I can't see any nodes reporting CPU load of 70-80% in the stats you've shared, although the website you've used to share your stats seems to have a very broken in-page search function so it's hard to be sure. Can you name a specific node that you think has such high CPU in those stats?

Could you use something better-suited to sharing text documents like https://gist.github.com in future?

Normally when something "brings down Elastic" there are copious logs describing what went wrong. Have you looked at them? What do they say?

we dont have the current node stats. but when It hits those CPUs again - I'll post back here with both hot threads and node_stats. I'm curious - is the Master/Data Node structure we've chosen in the OP - does that sound like an optimal setup?

It looks like you have ~40GB of data and ~5M documents on each node, so 200GB and 20M documents in total. You're indexing 100k documents per day, and it's not clear what your search load is. In the stats you shared most of the nodes are using less than 10% CPU. It's hard to say for sure without knowing a lot more about your needs, but my initial impression is that this cluster is oversized for its current workload.

1 Like

thanks...I'll keep that in perspective for our coming iteration. Another question here is - would it make sense to separate our Master/Data Nodes into 2 Master and 5 Data Nodes (just to keep current BAU even if oversized as you've indicated) from a performance perspective?

I wouldn't recommend going below 3 master-eligible nodes, because you need at least three for fault tolerance. On busy or large clusters we recommend dedicated master nodes instead of mixed master/data nodes, but the threshold is not clearly defined. Really the only way to answer this kind of question is to perform some benchmarks of your own workload.

1 Like

So 3 X Master Node and 5 X Data Nodes to keep in line our current BAU?
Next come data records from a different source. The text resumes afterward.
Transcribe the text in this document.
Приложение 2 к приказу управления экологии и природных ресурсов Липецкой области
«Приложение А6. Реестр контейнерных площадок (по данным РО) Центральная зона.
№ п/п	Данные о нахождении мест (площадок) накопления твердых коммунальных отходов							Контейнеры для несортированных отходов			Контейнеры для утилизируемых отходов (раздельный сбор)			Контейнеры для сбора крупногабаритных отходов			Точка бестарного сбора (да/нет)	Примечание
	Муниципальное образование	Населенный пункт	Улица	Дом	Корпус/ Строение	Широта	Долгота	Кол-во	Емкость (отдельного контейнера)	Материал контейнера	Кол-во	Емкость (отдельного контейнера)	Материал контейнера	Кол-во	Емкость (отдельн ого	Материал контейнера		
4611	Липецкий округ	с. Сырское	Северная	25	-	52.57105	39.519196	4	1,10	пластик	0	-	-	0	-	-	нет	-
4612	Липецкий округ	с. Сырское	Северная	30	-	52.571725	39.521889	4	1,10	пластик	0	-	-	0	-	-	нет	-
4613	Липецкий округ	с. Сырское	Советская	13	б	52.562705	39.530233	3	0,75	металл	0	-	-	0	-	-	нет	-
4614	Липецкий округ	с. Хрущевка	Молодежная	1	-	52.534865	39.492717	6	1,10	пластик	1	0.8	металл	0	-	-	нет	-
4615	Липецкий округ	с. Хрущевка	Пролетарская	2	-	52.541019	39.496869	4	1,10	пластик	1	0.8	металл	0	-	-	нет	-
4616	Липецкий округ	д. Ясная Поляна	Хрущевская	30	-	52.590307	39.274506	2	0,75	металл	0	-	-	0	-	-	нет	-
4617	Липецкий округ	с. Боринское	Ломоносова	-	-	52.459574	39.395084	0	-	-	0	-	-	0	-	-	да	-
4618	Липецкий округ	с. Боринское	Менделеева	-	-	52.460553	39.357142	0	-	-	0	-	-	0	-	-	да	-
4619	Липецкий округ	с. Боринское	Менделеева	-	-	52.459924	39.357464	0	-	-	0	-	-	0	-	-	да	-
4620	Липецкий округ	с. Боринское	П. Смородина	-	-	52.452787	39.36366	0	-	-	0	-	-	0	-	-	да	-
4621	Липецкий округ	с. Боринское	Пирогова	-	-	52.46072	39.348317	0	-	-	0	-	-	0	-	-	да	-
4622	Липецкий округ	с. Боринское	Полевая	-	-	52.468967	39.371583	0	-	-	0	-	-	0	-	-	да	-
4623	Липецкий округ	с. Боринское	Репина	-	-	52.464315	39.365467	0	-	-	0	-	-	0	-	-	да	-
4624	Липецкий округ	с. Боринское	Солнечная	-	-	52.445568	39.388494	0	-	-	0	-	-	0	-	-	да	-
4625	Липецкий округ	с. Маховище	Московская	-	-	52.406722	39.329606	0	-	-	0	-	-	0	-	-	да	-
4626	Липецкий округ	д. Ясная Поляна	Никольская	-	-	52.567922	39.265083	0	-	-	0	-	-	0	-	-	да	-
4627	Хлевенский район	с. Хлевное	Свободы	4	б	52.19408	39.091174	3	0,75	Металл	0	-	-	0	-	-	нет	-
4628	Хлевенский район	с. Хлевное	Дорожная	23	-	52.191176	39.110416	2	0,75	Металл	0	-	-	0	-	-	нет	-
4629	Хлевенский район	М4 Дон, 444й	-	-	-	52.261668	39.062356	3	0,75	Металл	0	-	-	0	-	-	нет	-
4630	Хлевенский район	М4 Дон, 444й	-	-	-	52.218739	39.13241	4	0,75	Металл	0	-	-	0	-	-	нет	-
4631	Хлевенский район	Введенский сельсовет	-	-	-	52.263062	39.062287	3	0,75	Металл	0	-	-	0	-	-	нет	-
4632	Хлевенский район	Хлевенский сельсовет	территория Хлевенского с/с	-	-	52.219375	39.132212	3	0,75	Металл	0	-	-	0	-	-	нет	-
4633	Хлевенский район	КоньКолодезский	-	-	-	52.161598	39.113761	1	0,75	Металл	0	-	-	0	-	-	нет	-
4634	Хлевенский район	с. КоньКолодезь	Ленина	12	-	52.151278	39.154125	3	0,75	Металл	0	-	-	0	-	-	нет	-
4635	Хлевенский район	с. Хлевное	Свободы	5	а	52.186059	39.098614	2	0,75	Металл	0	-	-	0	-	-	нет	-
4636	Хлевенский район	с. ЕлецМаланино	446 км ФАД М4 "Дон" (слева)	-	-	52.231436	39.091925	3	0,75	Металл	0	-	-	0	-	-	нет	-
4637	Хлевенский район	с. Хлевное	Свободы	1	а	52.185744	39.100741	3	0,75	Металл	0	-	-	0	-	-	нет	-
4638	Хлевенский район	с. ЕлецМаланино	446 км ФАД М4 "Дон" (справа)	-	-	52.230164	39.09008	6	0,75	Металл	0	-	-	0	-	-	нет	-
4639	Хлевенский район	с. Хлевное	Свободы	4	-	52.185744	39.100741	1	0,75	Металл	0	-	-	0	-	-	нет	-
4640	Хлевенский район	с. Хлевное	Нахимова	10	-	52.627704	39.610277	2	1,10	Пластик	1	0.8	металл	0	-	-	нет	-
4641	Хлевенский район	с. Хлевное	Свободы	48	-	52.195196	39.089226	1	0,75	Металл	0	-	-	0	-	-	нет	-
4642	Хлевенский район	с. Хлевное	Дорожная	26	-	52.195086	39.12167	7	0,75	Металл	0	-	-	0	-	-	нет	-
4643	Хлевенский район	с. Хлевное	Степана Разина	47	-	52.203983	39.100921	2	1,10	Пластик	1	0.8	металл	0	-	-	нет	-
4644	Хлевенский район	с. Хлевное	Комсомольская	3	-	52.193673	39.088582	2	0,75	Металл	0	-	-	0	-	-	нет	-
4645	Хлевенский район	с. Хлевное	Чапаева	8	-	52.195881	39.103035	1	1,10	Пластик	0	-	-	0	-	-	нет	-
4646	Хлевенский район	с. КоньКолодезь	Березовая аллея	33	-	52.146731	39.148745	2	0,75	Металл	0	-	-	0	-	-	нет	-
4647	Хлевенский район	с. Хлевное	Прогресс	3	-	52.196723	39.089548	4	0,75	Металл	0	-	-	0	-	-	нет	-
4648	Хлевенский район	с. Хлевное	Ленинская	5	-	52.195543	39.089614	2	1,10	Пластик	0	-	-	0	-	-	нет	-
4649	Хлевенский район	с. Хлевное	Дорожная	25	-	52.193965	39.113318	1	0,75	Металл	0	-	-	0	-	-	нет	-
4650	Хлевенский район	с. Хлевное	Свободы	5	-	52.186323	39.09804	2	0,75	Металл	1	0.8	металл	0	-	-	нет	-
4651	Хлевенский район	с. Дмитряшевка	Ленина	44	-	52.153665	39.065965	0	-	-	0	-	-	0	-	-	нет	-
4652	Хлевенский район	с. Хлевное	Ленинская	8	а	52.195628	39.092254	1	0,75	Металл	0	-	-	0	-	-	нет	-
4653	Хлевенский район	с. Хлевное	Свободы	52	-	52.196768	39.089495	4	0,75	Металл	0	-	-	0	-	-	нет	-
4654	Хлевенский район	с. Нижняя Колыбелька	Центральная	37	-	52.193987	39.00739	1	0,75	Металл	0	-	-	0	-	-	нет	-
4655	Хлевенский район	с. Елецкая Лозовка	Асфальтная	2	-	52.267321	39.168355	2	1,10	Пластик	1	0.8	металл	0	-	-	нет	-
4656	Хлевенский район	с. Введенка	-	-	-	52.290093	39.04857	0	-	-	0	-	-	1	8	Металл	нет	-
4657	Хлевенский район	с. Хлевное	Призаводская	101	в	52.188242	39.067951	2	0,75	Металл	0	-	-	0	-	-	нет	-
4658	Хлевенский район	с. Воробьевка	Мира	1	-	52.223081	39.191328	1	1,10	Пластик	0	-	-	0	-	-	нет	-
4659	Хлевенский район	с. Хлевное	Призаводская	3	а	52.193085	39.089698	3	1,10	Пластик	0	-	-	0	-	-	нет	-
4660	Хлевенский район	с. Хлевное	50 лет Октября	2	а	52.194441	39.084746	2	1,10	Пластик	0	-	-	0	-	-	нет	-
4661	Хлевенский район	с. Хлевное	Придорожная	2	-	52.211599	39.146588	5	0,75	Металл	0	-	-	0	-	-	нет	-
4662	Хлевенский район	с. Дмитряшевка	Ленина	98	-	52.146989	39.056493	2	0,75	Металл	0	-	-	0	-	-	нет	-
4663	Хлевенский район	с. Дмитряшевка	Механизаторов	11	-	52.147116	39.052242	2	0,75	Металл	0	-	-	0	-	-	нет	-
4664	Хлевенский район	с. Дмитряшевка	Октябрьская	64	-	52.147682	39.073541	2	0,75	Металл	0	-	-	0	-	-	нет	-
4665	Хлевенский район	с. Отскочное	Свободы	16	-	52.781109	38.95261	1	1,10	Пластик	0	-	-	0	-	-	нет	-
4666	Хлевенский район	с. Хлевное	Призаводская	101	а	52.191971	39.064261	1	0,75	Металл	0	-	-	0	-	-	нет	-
I don't really understand what you're trying to achieve with this change.

Just to break out our existing 5 MASTER/DATA cluster into a MASTER specific and DATA specific re-architecture without reducing the number of DATA nodes

Your cluster seem oversized so I would recommend going with 3 master/data nodes. Just because you CAN have dedicated node types does not mean you SHOULD.


This topic was automatically closed 28 days after the last reply. New replies are no longer allowed.